En effet, l’idée de devoir implique de poser un idéal à réaliser mais qui est tel que le fait même qu’il ne soit pas réalisé fait de l’homme un coupable. Même si on accuse la société ou les passions (Rousseau, Discours sur l’inégalité), c’est finalement l’homme qui est la source du mal (Rousseau, « Profession de foi du vicaire savoyard »). Et si l’homme est coupable, seul Dieu peut le sauver. Autrement dit, le devoir n’émane pas seulement de l’homme. Aussi  la notion de devoir implique-t-elle l’idée d’un ordre extérieur, d’un ordre transcendant.
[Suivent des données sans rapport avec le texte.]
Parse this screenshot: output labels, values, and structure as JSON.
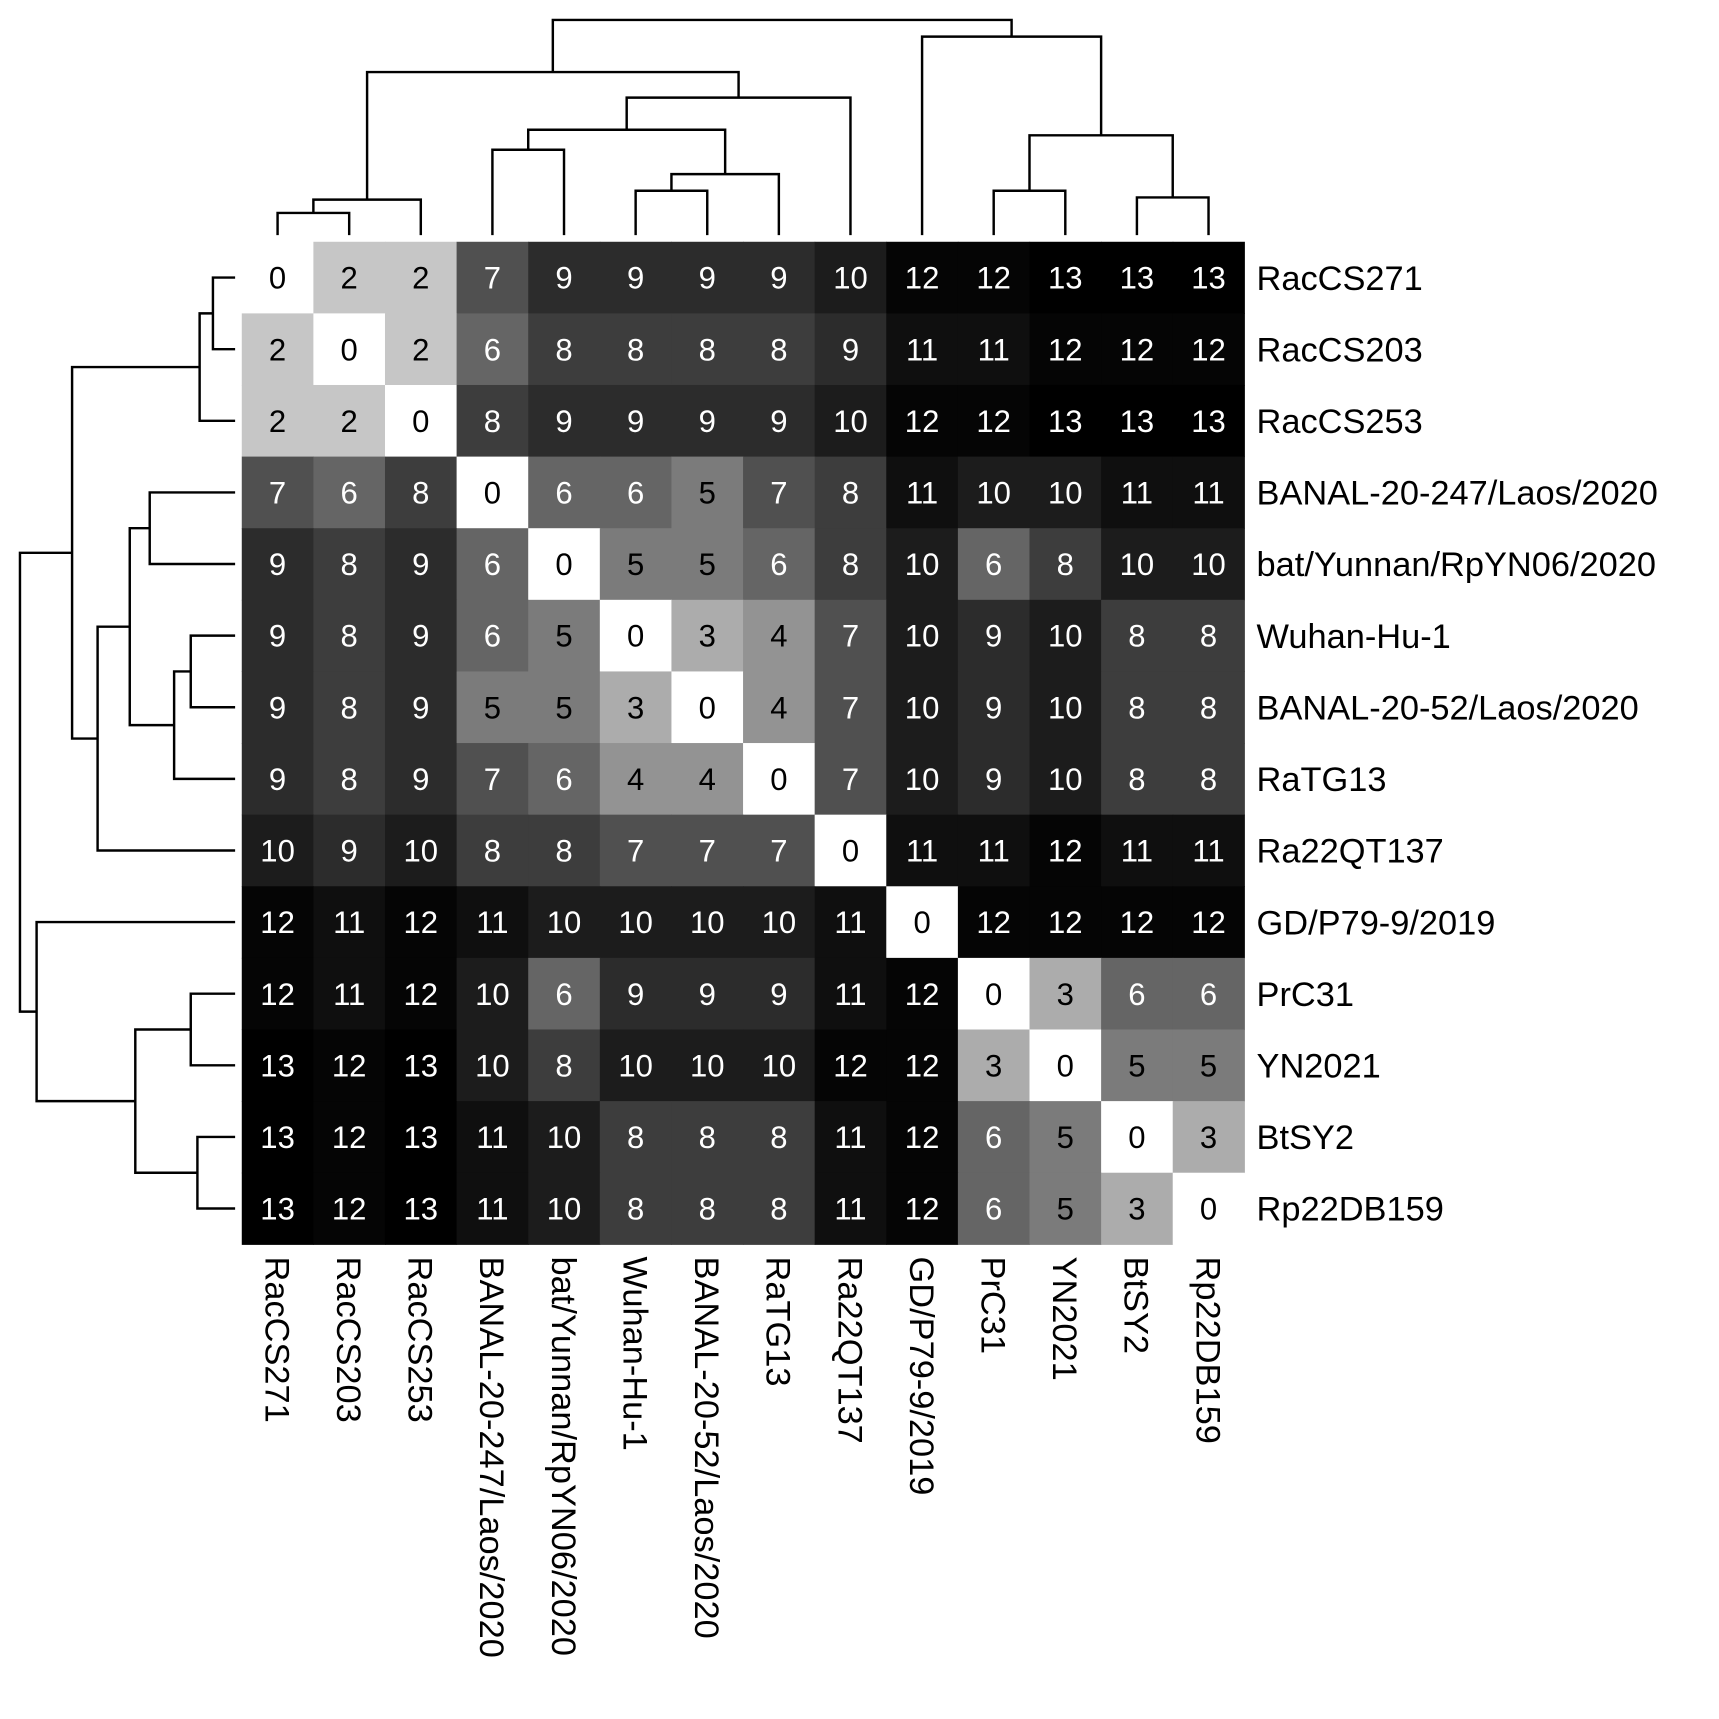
{
  "chart_data": {
    "type": "heatmap",
    "title": "",
    "labels": [
      "RacCS271",
      "RacCS203",
      "RacCS253",
      "BANAL-20-247/Laos/2020",
      "bat/Yunnan/RpYN06/2020",
      "Wuhan-Hu-1",
      "BANAL-20-52/Laos/2020",
      "RaTG13",
      "Ra22QT137",
      "GD/P79-9/2019",
      "PrC31",
      "YN2021",
      "BtSY2",
      "Rp22DB159"
    ],
    "matrix": [
      [
        0,
        2,
        2,
        7,
        9,
        9,
        9,
        9,
        10,
        12,
        12,
        13,
        13,
        13
      ],
      [
        2,
        0,
        2,
        6,
        8,
        8,
        8,
        8,
        9,
        11,
        11,
        12,
        12,
        12
      ],
      [
        2,
        2,
        0,
        8,
        9,
        9,
        9,
        9,
        10,
        12,
        12,
        13,
        13,
        13
      ],
      [
        7,
        6,
        8,
        0,
        6,
        6,
        5,
        7,
        8,
        11,
        10,
        10,
        11,
        11
      ],
      [
        9,
        8,
        9,
        6,
        0,
        5,
        5,
        6,
        8,
        10,
        6,
        8,
        10,
        10
      ],
      [
        9,
        8,
        9,
        6,
        5,
        0,
        3,
        4,
        7,
        10,
        9,
        10,
        8,
        8
      ],
      [
        9,
        8,
        9,
        5,
        5,
        3,
        0,
        4,
        7,
        10,
        9,
        10,
        8,
        8
      ],
      [
        9,
        8,
        9,
        7,
        6,
        4,
        4,
        0,
        7,
        10,
        9,
        10,
        8,
        8
      ],
      [
        10,
        9,
        10,
        8,
        8,
        7,
        7,
        7,
        0,
        11,
        11,
        12,
        11,
        11
      ],
      [
        12,
        11,
        12,
        11,
        10,
        10,
        10,
        10,
        11,
        0,
        12,
        12,
        12,
        12
      ],
      [
        12,
        11,
        12,
        10,
        6,
        9,
        9,
        9,
        11,
        12,
        0,
        3,
        6,
        6
      ],
      [
        13,
        12,
        13,
        10,
        8,
        10,
        10,
        10,
        12,
        12,
        3,
        0,
        5,
        5
      ],
      [
        13,
        12,
        13,
        11,
        10,
        8,
        8,
        8,
        11,
        12,
        6,
        5,
        0,
        3
      ],
      [
        13,
        12,
        13,
        11,
        10,
        8,
        8,
        8,
        11,
        12,
        6,
        5,
        3,
        0
      ]
    ],
    "color_scale": {
      "low": "#ffffff",
      "high": "#000000"
    },
    "dendrogram": "rows and columns clustered, dendrograms on top and left"
  }
}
Or, la vie humaine comme toute vie consiste à s’affirmer et non à se nier comme le fait l’obligation. Non que le contenu des obligations n’ait pas de valeur pour la vie. Ne pas tuer est une nécessité pour que la société ou tout au moins le groupe social soit possible. Le comprendre réellement, c’est le mettre en œuvre sans que ce soit un devoir. Et si c’est l’intérêt qui fait l’obéissance, il n’est nul besoin de culpabiliser celui qui ne commet pas de meurtre en le soupçonnant de vouloir en commettre.
Aussi le devoir n’est-il que l’effet dans l’individu d’une nécessité qu’il ne comprend pas (Spinoza, Traité théologico-politique). Du côté de celui qui le propose ou l’impose, c’est un instrument de pouvoir. Le prêtre qui interdit de prendre du plaisir prend plaisir à l’interdire, voire aux souffrances qu’il inflige à ceux qui lui obéissent (Spinoza, Éthique, IV, scolie de la proposition 45). Du côté de celui qui le reçoit, ce n’est rien d’autre qu’une mécompréhension de la situation. La plupart des devoirs sociaux apparaissent à l’analyse comme l’expression de la société dans laquelle on vit. Les respecter, c’est accepter la dite société. Les refuser, c’est en proposer une autre qui peut d’ailleurs être meilleure ou moins bonne, selon qu’elle permet à la vie de s’épanouir ou de s’étioler.
On peut aller jusqu’à considérer le devoir comme une invention des prêtres dont le sens est la culpabilisation (Nietzsche, Le crépuscule des idoles). C’est que l’action désintéressée qu’exige le devoir est impossible à connaître. En effet, il faudrait une connaissance absolue de tous les motifs d’action. Dès lors, même l’action conforme au devoir peut avoir un mobile secret non moral. Le sujet est coupable, quoi qu’il fasse. Tout homme est pêcheur. Son devoir est donc de s’en remettre à ceux qui peuvent le guider, les prêtres. Et quant aux coupables dans les faits, ils ne sont guère différents des autres. Ce qui revient paradoxalement à facilement pardonner les crimes, surtout s’ils se donnent comme favorables à la religion, voire à les favoriser sous la forme du sacrifice (Lucrèce, De la nature). Si la religion intègre socialement, elle est finalement étrangère à la morale.

Bref, le devoir est bien un ordre venant de l’extérieur, à savoir de la société ou de certains individus. Pour l’individu ignorant, il se présente comme pouvant être transgressé puisque les motifs de lui obéir ne sont accessibles qu’à celui chez qui la raison domine suffisamment pour comprendre sa nécessité. La morale ou plutôt l’éthique peut s’en passer.